FTSE Russell Mendepak Empat Saham Indonesia dari Indeks GEIS

FTSE Russell Mendepak Empat Saham Indonesia dari Indeks GEIS

Lembaga penyedia indeks saham global FTSE Russell resmi mengeluarkan empat saham asal Indonesia dari indeks FTSE Global Equity Index Series (GEIS). Keputusan restrukturisasi portofolio internasional ini diumumkan dalam laporan berkala bertajuk 2026 Quarterly Review pada Minggu (24/5/2026).

Empat emiten dalam negeri yang terdepak dari indeks tersebut meliputi PT Dian Swastatika Sentosa Tbk (DSSA), PT Daaz Bara Lestari Tbk (DAAZ), PT Hillcon Tbk (HILL), dan PT Mulia Industrindo Tbk (MLIA). Kebijakan penghapusan ini dijadwalkan mulai berlaku efektif pada penutupan perdagangan tanggal 19 Juni 2026 mendatang.

Sebagaimana dilansir dari Suara, emiten grup Sinarmas yakni DSSA harus keluar dari kategori large cap karena masuk dalam pemantauan struktur kepemilikan terkonsentrasi tinggi atau High Shareholder Concentration (HSC). Sementara itu, DAAZ didepak dari kategori micro cap akibat ketidakmampuan memenuhi ketentuan porsi kepemilikan saham publik atau free float di bawah batas minimum.

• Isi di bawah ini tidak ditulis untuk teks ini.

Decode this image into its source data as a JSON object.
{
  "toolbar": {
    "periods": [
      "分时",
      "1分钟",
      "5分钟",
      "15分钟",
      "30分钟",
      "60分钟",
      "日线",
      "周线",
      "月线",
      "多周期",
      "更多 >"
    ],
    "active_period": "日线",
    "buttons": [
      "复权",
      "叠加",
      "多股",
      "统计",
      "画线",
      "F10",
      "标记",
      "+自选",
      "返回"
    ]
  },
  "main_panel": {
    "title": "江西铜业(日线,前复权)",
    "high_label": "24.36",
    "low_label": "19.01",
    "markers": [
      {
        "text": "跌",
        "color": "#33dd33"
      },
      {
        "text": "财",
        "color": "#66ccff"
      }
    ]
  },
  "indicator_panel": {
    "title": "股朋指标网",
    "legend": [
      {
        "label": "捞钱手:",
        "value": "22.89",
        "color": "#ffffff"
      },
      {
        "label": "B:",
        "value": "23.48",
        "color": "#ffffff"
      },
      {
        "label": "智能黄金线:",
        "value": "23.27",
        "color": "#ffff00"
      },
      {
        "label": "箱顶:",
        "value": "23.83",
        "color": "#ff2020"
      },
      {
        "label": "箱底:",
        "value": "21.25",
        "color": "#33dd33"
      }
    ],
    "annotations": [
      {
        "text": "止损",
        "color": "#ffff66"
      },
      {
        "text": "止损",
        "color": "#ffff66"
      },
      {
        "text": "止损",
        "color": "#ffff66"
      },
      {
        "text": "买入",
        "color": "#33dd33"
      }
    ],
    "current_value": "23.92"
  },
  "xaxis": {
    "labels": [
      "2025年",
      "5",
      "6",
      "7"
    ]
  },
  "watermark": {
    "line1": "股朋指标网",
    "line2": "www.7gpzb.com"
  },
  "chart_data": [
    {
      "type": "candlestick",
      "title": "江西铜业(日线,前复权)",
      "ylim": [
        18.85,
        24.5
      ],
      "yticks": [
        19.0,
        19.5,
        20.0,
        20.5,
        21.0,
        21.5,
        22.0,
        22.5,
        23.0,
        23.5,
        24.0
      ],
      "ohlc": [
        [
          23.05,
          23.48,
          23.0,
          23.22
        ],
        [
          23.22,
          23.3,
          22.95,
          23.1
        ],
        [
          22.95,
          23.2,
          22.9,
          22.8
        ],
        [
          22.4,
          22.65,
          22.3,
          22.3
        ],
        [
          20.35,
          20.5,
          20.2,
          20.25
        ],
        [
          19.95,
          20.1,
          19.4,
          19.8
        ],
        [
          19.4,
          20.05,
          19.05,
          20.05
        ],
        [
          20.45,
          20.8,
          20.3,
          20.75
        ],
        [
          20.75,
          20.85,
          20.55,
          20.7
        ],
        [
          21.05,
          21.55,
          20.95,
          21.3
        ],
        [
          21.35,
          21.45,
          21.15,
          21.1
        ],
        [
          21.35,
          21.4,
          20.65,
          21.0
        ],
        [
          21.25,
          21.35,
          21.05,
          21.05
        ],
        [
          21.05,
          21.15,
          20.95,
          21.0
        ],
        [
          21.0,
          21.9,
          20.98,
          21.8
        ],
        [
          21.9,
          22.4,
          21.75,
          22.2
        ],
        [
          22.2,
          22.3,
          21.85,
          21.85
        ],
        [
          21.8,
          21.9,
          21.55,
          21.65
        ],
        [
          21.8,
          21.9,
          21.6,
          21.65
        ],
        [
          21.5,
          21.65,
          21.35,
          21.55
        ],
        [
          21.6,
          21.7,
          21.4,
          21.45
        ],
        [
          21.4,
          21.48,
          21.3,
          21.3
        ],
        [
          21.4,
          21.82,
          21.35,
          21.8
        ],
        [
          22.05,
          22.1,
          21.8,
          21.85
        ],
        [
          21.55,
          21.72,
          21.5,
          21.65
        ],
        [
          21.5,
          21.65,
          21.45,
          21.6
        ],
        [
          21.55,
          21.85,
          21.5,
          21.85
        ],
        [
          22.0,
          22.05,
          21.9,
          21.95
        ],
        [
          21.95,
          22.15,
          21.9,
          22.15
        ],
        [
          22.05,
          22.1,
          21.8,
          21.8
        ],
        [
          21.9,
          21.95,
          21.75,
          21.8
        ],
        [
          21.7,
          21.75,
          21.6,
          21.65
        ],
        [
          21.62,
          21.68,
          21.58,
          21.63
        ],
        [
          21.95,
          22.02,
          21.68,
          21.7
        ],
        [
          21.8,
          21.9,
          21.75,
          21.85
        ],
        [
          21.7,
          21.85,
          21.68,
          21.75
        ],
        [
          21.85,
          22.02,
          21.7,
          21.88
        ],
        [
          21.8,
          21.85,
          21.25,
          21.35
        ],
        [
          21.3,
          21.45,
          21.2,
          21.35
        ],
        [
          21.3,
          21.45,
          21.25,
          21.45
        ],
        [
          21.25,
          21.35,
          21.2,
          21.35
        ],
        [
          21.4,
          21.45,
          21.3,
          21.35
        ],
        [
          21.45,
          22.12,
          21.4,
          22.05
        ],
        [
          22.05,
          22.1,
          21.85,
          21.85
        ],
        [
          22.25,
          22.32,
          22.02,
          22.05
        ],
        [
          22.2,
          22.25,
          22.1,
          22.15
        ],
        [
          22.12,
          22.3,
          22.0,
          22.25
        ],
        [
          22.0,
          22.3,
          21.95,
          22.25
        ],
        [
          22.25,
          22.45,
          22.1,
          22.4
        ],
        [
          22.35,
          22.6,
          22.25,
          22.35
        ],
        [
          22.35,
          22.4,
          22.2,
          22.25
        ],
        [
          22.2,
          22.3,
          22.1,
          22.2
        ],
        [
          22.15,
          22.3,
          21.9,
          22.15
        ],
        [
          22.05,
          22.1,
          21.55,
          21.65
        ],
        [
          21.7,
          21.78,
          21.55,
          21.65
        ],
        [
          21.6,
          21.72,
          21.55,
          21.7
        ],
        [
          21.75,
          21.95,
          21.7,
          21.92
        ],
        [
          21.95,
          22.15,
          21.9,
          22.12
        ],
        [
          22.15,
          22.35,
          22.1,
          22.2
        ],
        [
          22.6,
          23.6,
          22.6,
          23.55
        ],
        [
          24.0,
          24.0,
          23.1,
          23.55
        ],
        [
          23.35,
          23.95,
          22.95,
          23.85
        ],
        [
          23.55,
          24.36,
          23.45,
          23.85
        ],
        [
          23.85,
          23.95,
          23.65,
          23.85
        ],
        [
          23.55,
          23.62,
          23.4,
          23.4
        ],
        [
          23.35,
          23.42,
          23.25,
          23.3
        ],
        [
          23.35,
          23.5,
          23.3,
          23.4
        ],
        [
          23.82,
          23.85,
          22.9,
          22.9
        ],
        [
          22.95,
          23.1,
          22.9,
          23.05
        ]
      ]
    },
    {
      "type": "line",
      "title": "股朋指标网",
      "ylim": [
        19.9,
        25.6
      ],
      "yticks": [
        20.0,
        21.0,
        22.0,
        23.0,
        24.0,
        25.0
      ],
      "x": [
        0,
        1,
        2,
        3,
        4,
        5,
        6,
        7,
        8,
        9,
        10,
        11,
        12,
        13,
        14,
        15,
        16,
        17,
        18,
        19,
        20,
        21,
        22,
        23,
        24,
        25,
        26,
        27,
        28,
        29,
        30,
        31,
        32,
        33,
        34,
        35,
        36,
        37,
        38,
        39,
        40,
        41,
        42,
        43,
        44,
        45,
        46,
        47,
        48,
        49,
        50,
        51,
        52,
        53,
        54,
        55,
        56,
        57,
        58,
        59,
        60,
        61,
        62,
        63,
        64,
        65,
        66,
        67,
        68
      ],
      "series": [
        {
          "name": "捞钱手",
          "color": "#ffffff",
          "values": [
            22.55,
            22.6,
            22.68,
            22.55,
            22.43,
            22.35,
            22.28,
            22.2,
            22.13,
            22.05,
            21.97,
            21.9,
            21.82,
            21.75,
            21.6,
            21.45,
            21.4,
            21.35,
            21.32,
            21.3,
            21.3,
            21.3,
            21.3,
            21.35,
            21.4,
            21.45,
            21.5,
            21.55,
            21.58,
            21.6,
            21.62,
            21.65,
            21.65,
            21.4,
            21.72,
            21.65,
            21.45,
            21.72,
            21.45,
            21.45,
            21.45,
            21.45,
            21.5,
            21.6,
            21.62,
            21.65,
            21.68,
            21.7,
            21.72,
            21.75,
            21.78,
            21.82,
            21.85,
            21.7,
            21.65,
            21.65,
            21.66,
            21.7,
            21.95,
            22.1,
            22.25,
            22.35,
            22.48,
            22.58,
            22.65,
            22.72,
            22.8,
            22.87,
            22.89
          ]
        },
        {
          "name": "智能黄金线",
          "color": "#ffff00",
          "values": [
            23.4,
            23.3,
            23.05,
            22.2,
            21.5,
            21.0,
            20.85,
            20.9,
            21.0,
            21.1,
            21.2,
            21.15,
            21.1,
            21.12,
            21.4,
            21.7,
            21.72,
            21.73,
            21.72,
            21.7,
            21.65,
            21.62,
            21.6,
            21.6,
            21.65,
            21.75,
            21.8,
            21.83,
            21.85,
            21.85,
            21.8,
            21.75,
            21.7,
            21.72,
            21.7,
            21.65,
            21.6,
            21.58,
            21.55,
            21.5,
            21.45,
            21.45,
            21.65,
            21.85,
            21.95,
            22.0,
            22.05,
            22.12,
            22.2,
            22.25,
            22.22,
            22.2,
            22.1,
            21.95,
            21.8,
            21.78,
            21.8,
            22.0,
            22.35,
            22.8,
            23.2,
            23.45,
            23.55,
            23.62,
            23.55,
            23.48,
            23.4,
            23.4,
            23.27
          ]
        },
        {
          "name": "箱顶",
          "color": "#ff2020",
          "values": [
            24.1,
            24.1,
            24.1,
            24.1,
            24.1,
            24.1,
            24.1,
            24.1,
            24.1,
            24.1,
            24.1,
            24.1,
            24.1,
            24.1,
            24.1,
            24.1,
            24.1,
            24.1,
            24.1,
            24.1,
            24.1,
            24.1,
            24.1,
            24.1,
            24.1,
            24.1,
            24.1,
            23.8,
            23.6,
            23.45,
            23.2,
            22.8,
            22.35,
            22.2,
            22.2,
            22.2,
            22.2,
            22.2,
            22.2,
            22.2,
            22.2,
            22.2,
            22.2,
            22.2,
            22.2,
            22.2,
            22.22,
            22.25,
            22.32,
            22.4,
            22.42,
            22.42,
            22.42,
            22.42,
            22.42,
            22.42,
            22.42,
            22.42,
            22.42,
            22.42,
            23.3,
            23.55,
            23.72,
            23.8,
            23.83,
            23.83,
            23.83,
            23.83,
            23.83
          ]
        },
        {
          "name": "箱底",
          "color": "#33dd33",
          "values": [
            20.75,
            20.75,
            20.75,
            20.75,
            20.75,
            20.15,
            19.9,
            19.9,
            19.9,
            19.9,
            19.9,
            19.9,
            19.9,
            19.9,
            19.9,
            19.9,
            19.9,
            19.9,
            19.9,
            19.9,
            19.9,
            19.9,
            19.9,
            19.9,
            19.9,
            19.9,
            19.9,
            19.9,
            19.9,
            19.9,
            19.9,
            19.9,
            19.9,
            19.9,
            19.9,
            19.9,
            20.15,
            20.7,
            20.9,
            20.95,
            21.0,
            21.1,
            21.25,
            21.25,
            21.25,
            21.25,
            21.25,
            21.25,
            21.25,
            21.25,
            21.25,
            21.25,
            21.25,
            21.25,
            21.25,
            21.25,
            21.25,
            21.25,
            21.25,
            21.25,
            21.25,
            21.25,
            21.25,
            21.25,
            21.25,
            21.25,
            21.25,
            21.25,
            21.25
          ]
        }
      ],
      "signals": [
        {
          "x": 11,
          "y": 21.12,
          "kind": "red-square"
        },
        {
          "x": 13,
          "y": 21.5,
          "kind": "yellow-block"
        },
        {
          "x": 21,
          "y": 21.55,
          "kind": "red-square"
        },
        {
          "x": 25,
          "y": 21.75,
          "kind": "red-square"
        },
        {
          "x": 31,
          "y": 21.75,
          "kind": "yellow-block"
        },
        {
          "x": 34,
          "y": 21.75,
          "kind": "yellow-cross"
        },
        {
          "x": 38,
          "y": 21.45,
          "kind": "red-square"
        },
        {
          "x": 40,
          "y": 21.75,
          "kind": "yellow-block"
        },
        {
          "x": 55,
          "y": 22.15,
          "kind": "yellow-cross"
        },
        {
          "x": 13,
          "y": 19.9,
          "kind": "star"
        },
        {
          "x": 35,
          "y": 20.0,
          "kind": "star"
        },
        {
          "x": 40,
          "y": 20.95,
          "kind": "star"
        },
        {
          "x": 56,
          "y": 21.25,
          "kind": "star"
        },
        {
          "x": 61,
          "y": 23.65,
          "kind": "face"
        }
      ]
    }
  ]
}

Faktor ketidakpatuhan terhadap kriteria baku yang ditetapkan oleh FTSE Russell juga menjadi penyebab utama pencoretan untuk saham HILL dan MLIA. Lembaga tersebut dijadwalkan akan melakukan peninjauan ulang berkala lebih lanjut hingga penutupan perdagangan pada tanggal 5 Juni 2026.

Sebelum keputusan ini keluar, emiten DSSA tercatat telah lebih dahulu dikeluarkan dari MSCI Global Standard Indexes oleh lembaga indeks MSCI karena masalah tingginya kepemilikan saham pengendali. Kendati demikian, laporan penyesuaian dari FTSE Russell kali ini dinilai masih relatif lebih baik dibandingkan dengan langkah MSCI yang sebelumnya telah mengeliminasi total 18 saham Indonesia dari berbagai kategori indeksnya.